その日の役員会では、達也は自分がどれほど場違いかを痛感する結果となるのである。
部屋に入ると、すでに取締役たちが彼を待っており、彼の座る社長席が空いている。
達也は席に着くと、手元にある資料に目を通し始めるが、数字とグラフが彼にはまったく意味をなさない。取締役たちの期待に応えられる自信がない。
「石川社長、先月の売上についてご説明いただけますか?」と、取締役の一人が質問する。

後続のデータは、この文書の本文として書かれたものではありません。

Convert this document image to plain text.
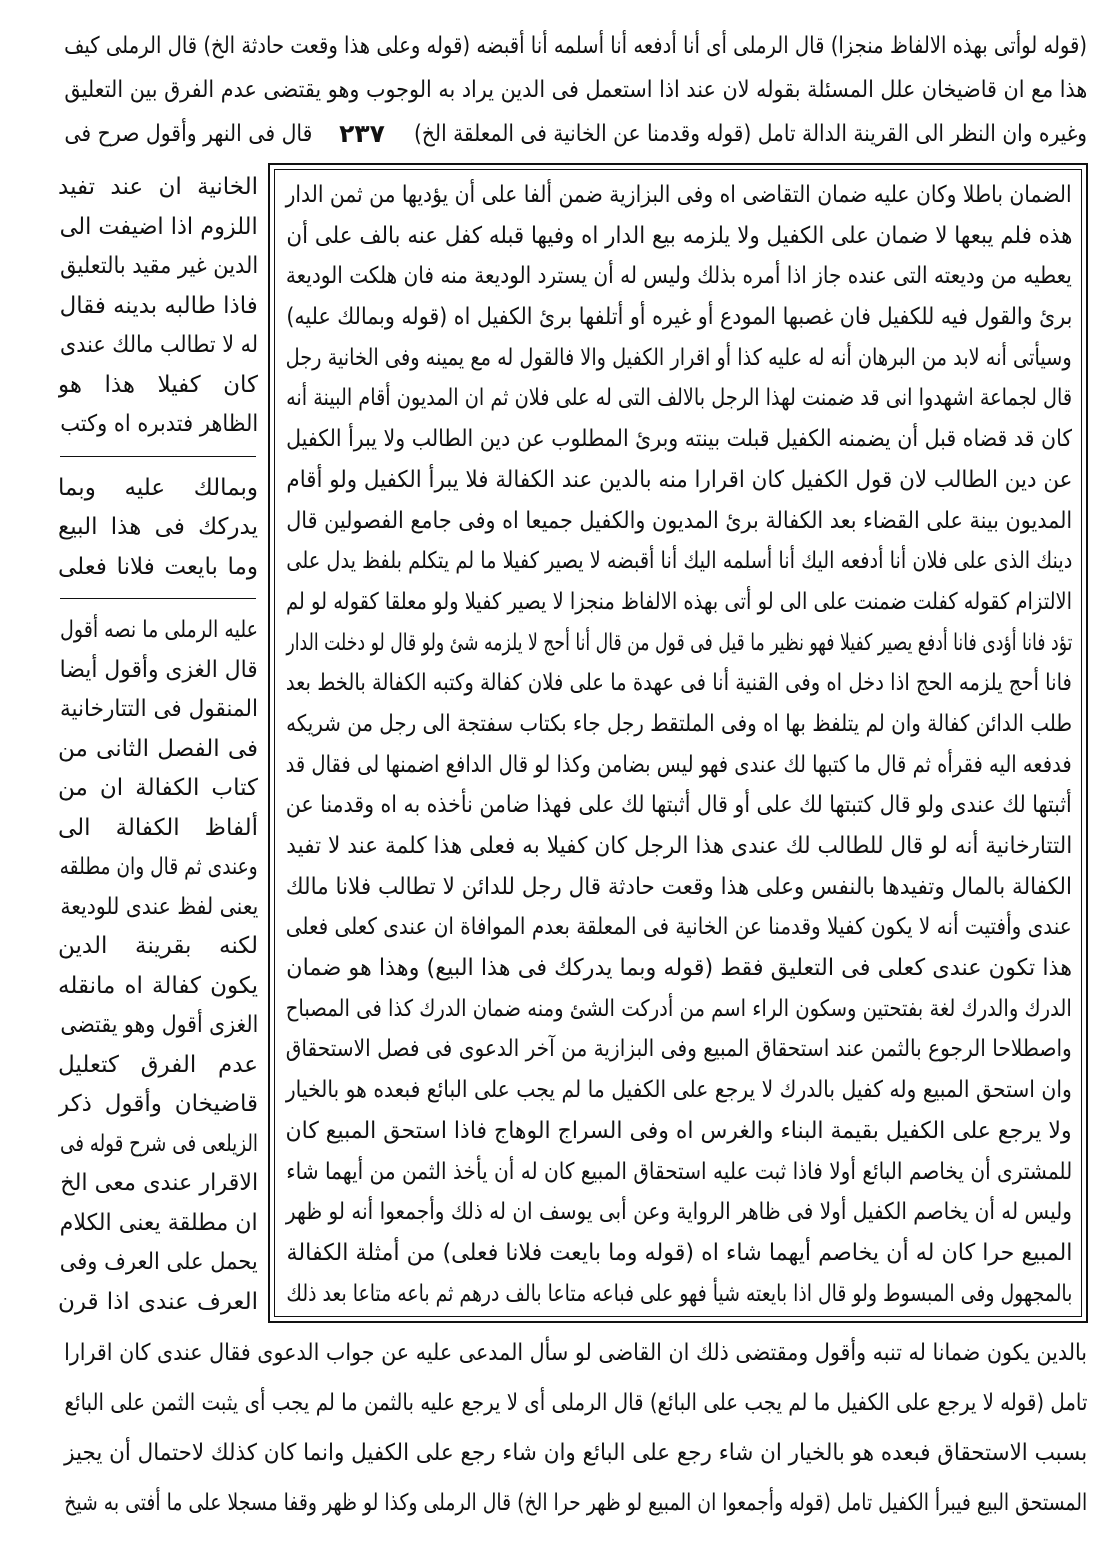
(قوله لوأتى بهذه الالفاظ منجزا) قال الرملى أى أنا أدفعه أنا أسلمه أنا أقبضه (قوله وعلى هذا وقعت حادثة الخ) قال الرملى كيف
هذا مع ان قاضيخان علل المسئلة بقوله لان عند اذا استعمل فى الدين يراد به الوجوب وهو يقتضى عدم الفرق بين التعليق
وغيره وان النظر الى القرينة الدالة تامل (قوله وقدمنا عن الخانية فى المعلقة الخ)
٢٣٧
قال فى النهر وأقول صرح فى
الخانية ان عند تفيد
اللزوم اذا اضيفت الى
الدين غير مقيد بالتعليق
فاذا طالبه بدينه فقال
له لا تطالب مالك عندى
كان كفيلا هذا هو
الظاهر فتدبره اه وكتب
وبمالك عليه وبما
يدركك فى هذا البيع
وما بايعت فلانا فعلى
عليه الرملى ما نصه أقول
قال الغزى وأقول أيضا
المنقول فى التتارخانية
فى الفصل الثانى من
كتاب الكفالة ان من
ألفاظ الكفالة الى
وعندى ثم قال وان مطلقه
يعنى لفظ عندى للوديعة
لكنه بقرينة الدين
يكون كفالة اه مانقله
الغزى أقول وهو يقتضى
عدم الفرق كتعليل
قاضيخان وأقول ذكر
الزيلعى فى شرح قوله فى
الاقرار عندى معى الخ
ان مطلقة يعنى الكلام
يحمل على العرف وفى
العرف عندى اذا قرن
الضمان باطلا وكان عليه ضمان التقاضى اه وفى البزازية ضمن ألفا على أن يؤديها من ثمن الدار
هذه فلم يبعها لا ضمان على الكفيل ولا يلزمه بيع الدار اه وفيها قبله كفل عنه بالف على أن
يعطيه من وديعته التى عنده جاز اذا أمره بذلك وليس له أن يسترد الوديعة منه فان هلكت الوديعة
برئ والقول فيه للكفيل فان غصبها المودع أو غيره أو أتلفها برئ الكفيل اه (قوله وبمالك عليه)
وسيأتى أنه لابد من البرهان أنه له عليه كذا أو اقرار الكفيل والا فالقول له مع يمينه وفى الخانية رجل
قال لجماعة اشهدوا انى قد ضمنت لهذا الرجل بالالف التى له على فلان ثم ان المديون أقام البينة أنه
كان قد قضاه قبل أن يضمنه الكفيل قبلت بينته وبرئ المطلوب عن دين الطالب ولا يبرأ الكفيل
عن دين الطالب لان قول الكفيل كان اقرارا منه بالدين عند الكفالة فلا يبرأ الكفيل ولو أقام
المديون بينة على القضاء بعد الكفالة برئ المديون والكفيل جميعا اه وفى جامع الفصولين قال
دينك الذى على فلان أنا أدفعه اليك أنا أسلمه اليك أنا أقبضه لا يصير كفيلا ما لم يتكلم بلفظ يدل على
الالتزام كقوله كفلت ضمنت على الى لو أتى بهذه الالفاظ منجزا لا يصير كفيلا ولو معلقا كقوله لو لم
تؤد فانا أؤدى فانا أدفع يصير كفيلا فهو نظير ما قيل فى قول من قال أنا أحج لا يلزمه شئ ولو قال لو دخلت الدار
فانا أحج يلزمه الحج اذا دخل اه وفى القنية أنا فى عهدة ما على فلان كفالة وكتبه الكفالة بالخط بعد
طلب الدائن كفالة وان لم يتلفظ بها اه وفى الملتقط رجل جاء بكتاب سفتجة الى رجل من شريكه
فدفعه اليه فقرأه ثم قال ما كتبها لك عندى فهو ليس بضامن وكذا لو قال الدافع اضمنها لى فقال قد
أثبتها لك عندى ولو قال كتبتها لك على أو قال أثبتها لك على فهذا ضامن نأخذه به اه وقدمنا عن
التتارخانية أنه لو قال للطالب لك عندى هذا الرجل كان كفيلا به فعلى هذا كلمة عند لا تفيد
الكفالة بالمال وتفيدها بالنفس وعلى هذا وقعت حادثة قال رجل للدائن لا تطالب فلانا مالك
عندى وأفتيت أنه لا يكون كفيلا وقدمنا عن الخانية فى المعلقة بعدم الموافاة ان عندى كعلى فعلى
هذا تكون عندى كعلى فى التعليق فقط (قوله وبما يدركك فى هذا البيع) وهذا هو ضمان
الدرك والدرك لغة بفتحتين وسكون الراء اسم من أدركت الشئ ومنه ضمان الدرك كذا فى المصباح
واصطلاحا الرجوع بالثمن عند استحقاق المبيع وفى البزازية من آخر الدعوى فى فصل الاستحقاق
وان استحق المبيع وله كفيل بالدرك لا يرجع على الكفيل ما لم يجب على البائع فبعده هو بالخيار
ولا يرجع على الكفيل بقيمة البناء والغرس اه وفى السراج الوهاج فاذا استحق المبيع كان
للمشترى أن يخاصم البائع أولا فاذا ثبت عليه استحقاق المبيع كان له أن يأخذ الثمن من أيهما شاء
وليس له أن يخاصم الكفيل أولا فى ظاهر الرواية وعن أبى يوسف ان له ذلك وأجمعوا أنه لو ظهر
المبيع حرا كان له أن يخاصم أيهما شاء اه (قوله وما بايعت فلانا فعلى) من أمثلة الكفالة
بالمجهول وفى المبسوط ولو قال اذا بايعته شيأ فهو على فباعه متاعا بالف درهم ثم باعه متاعا بعد ذلك
بالدين يكون ضمانا له تنبه وأقول ومقتضى ذلك ان القاضى لو سأل المدعى عليه عن جواب الدعوى فقال عندى كان اقرارا
تامل (قوله لا يرجع على الكفيل ما لم يجب على البائع) قال الرملى أى لا يرجع عليه بالثمن ما لم يجب أى يثبت الثمن على البائع
بسبب الاستحقاق فبعده هو بالخيار ان شاء رجع على البائع وان شاء رجع على الكفيل وانما كان كذلك لاحتمال أن يجيز
المستحق البيع فيبرأ الكفيل تامل (قوله وأجمعوا ان المبيع لو ظهر حرا الخ) قال الرملى وكذا لو ظهر وقفا مسجلا على ما أفتى به شيخ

(この人たちは俺の部下なのか?部下なら適当答えも一旦大丈夫なのか?どうする俺!!)
達也は緊張で言葉を詰まらせた。
彼は急いで資料をめくり、先月の売上に関するページを探した。
数字を見ても、彼にはどう評価すればいいのかわからない。
しかし、何かを言わなければと感じ、彼は深呼吸をしてから口を開いた。
「ええと、先月の売上ですね。ここに示されている通り、我々は少し挑戦的な目標を設定していましたが、それにほぼ近づいたと言えるでしょう。今後は、さらに…」
達也はその場の雰囲気を読みながら、なんとか適切なコメントを続けた。
彼の回答がどれほど会議に参加している人々を納得させたかはわからないが、少なくとも、彼は最初の会議を乗り切ることができた。
会議が終わり、秘書が近づいてきた。
「石川社長、お疲れ様でした。私は佐藤優子と申します。何かお手伝いできることがございましたら、いつでもお知らせください。」
「うん、頼りにしてるよ。」
達也はイケおじ語で答える。
そして内心はなぜ自己紹介をしてきたのか疑問に思うのであった。
違和感を感じると同時に達也はこの新しい世界で、彼女が頼りになる最初の味方かもしれないと感じるのであった。